ジャズを生きる

 殿山泰司(一九一五〜八九)の姿を映画やテレビで見なくなって一〇年たつ。気難しさとやさしさと凄さとが混在したクサ〜い役者だった。
映画の外で彼の姿を見たことは何度もある。面識はなかったので、「会った」とは書かない。というよりも、わたしは、役者や俳優に対してはミーハでありつづけるので、会うことがあっても、会うことはない。
 晩年は、よく映画の試写会で姿を見た。この映画によると、彼が試写会に足しげく通ったのは、仕事がない時期だったという。そうかもしれないが、ミステリーの愛読も映画も、そしてジャズも、彼にとってはもっと積極的な選択だったと思う。
 六〇年代後半、ようやくライブのジャズが連日東京でも聴けるようになったころ、ジャズのコンサートやジャズクラブで彼の姿を見たことがある。映画には、横浜のジャズ喫茶「ちぐさ」や新宿Pit-Innなどのシーンが出てくるが、もっと前から殿山はジャズに入れ込んでいた。
殿山が好んで自称したという「三文役者」は、一面で、依頼には何でも応じる非芸術家というイメージがつきまとうが、彼自身の側からするとちょっと違っていたのかもしれない。むしろ、ジャズのジャムセッションのように、その場のノリと出たとこ勝負のパフォーマンス性を重視する姿勢こそが、「三文役者」の真骨頂であったように思える。
 この映画には出てこないが、近々再上映される大島渚の『愛のコリーダ』(修正をぎりぎりのとことまではずした版)で、酔いつぶれ、下半身丸出しで路上にぶっ倒れているスケベ老人を演じて殿山を見ればわかるように、こういう演技は並の三文役者にはできない。表現に対する確固とした姿勢と演技する根性があってはじめて、ああいう猛烈な演技ができる。
竹中直人には、一部こうした根性を共有するところがあるが、殿山の蓄積された「暗さ」や「ねばり」がないので、殿山の言いまわしを一所懸命まねているとはいえ、基本的には、殿山とは大分違う、いささか明るすぎるキャラクターが表現されることになった。だが、竹中のいつもの媚びた感じの演技を彼としてはかなり抑えており、全体としては是認できる。
 実在の人物がモデルのキャラクターを演じるということは、たぶん、その言葉つきをまねるというようなこととは関係がないのだろう。その意味で、半生のパートナーであったキミエを演じた荻野目慶子が抜群にいい。「正妻」を演じた吉田日出子も力演だが、型の作り方が、映画的というよりもテレビ的である。
 新藤兼人としては、乙羽信子をはずすことはできなかったのだろうが、乙羽の対談映像か何かから取ってきたと思われるショットをたびたび挿入し、彼女があたかも作中の殿山(竹中)に語りかけるような構成にしているのが、この画面だけ大分他とトーンがちがうので、流れをさえぎってしまう。
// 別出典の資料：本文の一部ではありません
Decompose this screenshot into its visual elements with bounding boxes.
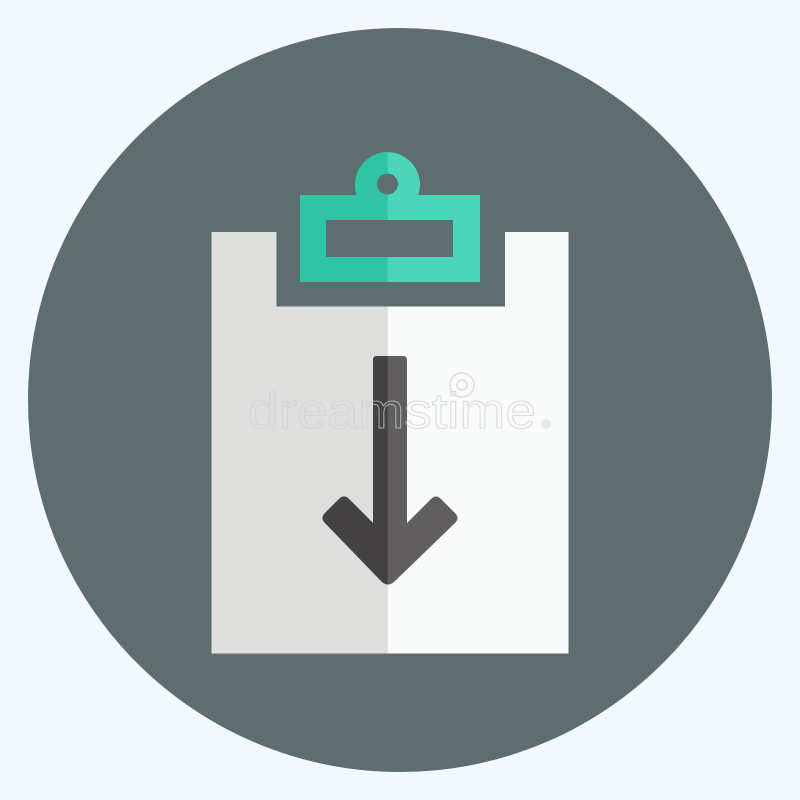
clip: [300, 152, 480, 282]
paper sheet: [212, 232, 568, 654]
watermark text: dreamstime: [248, 383, 536, 439]
down arrow: [322, 356, 458, 584]
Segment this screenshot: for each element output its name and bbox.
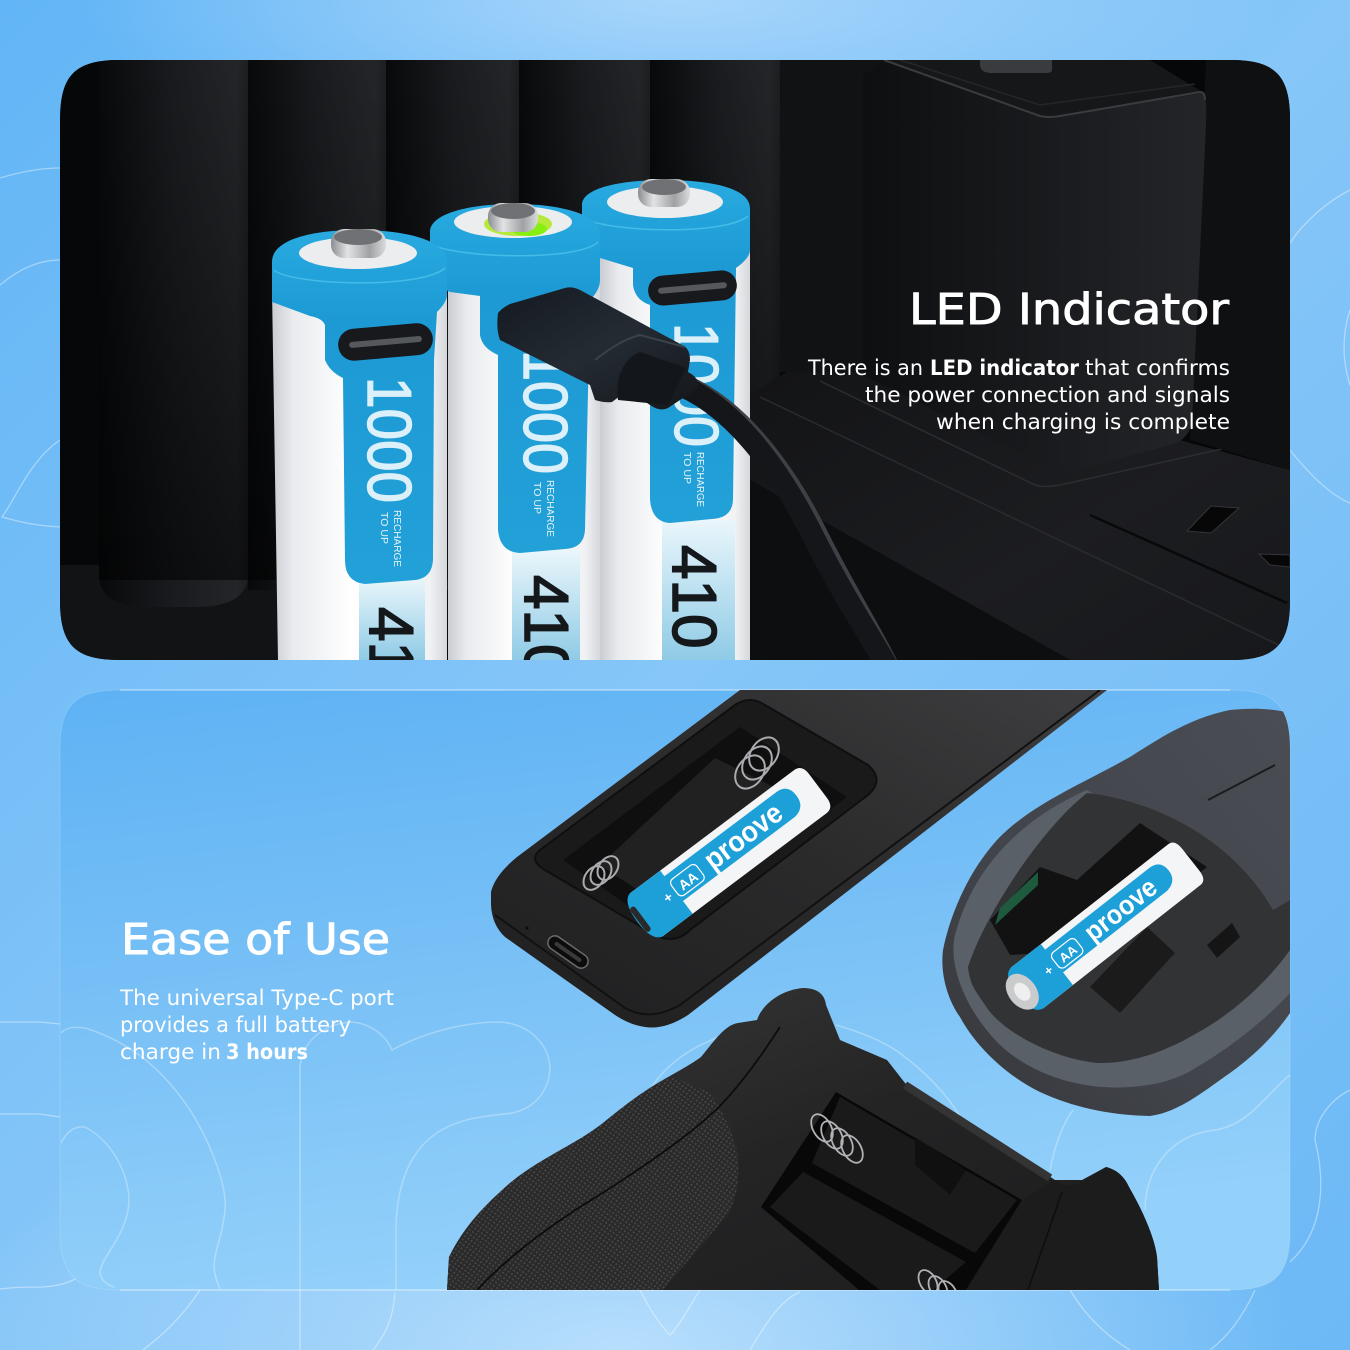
battery middle [430, 203, 600, 678]
text block: LED description: the power connection and signals [865, 383, 1230, 408]
usb-c port remote [547, 935, 589, 969]
heading: Ease of Use: Ease of Use [121, 915, 390, 965]
capacity text left: 1000 [354, 377, 423, 503]
coil springs [579, 732, 785, 894]
battery middle: TO UP [531, 482, 542, 514]
text block: LED description: There is an [807, 356, 923, 381]
text block: LED description: that confirms [1085, 356, 1230, 381]
capacity text right: 1000 [661, 323, 730, 447]
wireless mouse with battery [942, 709, 1290, 1116]
battery middle: 410 [511, 575, 580, 678]
aa battery in remote: AA [675, 868, 701, 893]
game controller [447, 988, 1159, 1308]
mouse rim [953, 790, 1290, 1088]
controller right horn [1104, 1167, 1159, 1290]
aa battery in remote: + [660, 888, 676, 906]
usb-c port right [647, 269, 738, 307]
usb-c port left [337, 322, 434, 362]
green LED glow [484, 212, 552, 236]
mouse upper pit [990, 823, 1207, 955]
battery left [272, 229, 447, 660]
text block: ease of use description: The universal Type-C port [119, 986, 394, 1011]
panel: LED indicator [60, 60, 1290, 710]
battery left: 410 [356, 607, 425, 710]
battery right: RECHARGE [694, 452, 705, 507]
battery right [582, 179, 750, 660]
charger block [780, 60, 1290, 471]
aa battery in mouse [1006, 842, 1204, 1010]
text block: ease of use description [119, 986, 394, 1065]
battery left: RECHARGE [391, 510, 402, 567]
controller body [447, 988, 1159, 1290]
aa battery in remote: proove [698, 797, 789, 877]
battery recess [535, 700, 876, 939]
text block: ease of use description: provides a full battery [120, 1013, 351, 1038]
tv remote with battery [491, 690, 1107, 1028]
remote body [491, 690, 1107, 1028]
panel: ease of use [60, 690, 1290, 1290]
battery middle: RECHARGE [544, 480, 555, 537]
mouse cavity [968, 793, 1290, 1063]
lower battery cell [770, 1172, 966, 1290]
text block: ease of use description: 3 hours [226, 1040, 308, 1065]
heading: LED Indicator: LED Indicator [909, 285, 1229, 335]
text block: LED description: LED indicator [930, 356, 1079, 381]
coil springs controller [810, 1113, 956, 1290]
mouse body [942, 709, 1290, 1116]
battery right: TO UP [681, 452, 692, 484]
battery right: 410 [659, 545, 728, 648]
text block: ease of use description: charge in [120, 1040, 221, 1065]
textured grip [447, 1077, 738, 1290]
aa battery in mouse: + [1041, 962, 1057, 979]
upper battery cell [812, 1097, 1017, 1253]
aa battery in mouse: AA [1056, 942, 1081, 966]
text block: LED description [807, 356, 1230, 435]
aa battery in mouse: proove [1078, 872, 1163, 947]
power strip [750, 345, 1290, 660]
panel background [60, 690, 1290, 1290]
text block: LED description: when charging is complete [936, 410, 1230, 435]
mouse lower pit [1090, 927, 1175, 1013]
usb cable and plug [497, 287, 893, 668]
capacity text middle: 1000 [510, 350, 579, 474]
battery left: TO UP [378, 512, 389, 544]
panel background [60, 60, 1290, 660]
dark background columns [60, 60, 780, 660]
aa battery in remote [621, 764, 834, 943]
battery compartment [761, 1092, 1022, 1290]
最後の、殿山の葬儀のシーン以外は、雨の日に傘をさして釣りをしている自分の姿を遠景から撮らせるといったように、終始引いた感じで自分を描いているように、乙羽の方も、一歩後ろに控えさせた方がよかった。殿山と乙羽が共演する映画のシーン(『裸の島』、『愛妻物語』、『どぶ』、『銀心中』、『人間』、『母』、『鬼婆』、『悪党』、『落葉樹』など)は頻繁に出てくるのだから、それ以上、乙羽を出す必要はなかった。
 殿山が、晩年、注文が少なくなり、ちゃぶ台の上に乗った電話の鳴るのを、ミステリーを読みながら待っているシーンがある。皮肉なことに、病に冒され半年の命(キミエは本人には言わなかった)となったときになって、矢継ぎ早に注文が来るのだった。これも、殿山なら、人生の皮肉というよりも、「ジャズのノリならあたりまえだな」と言ったかもしれない。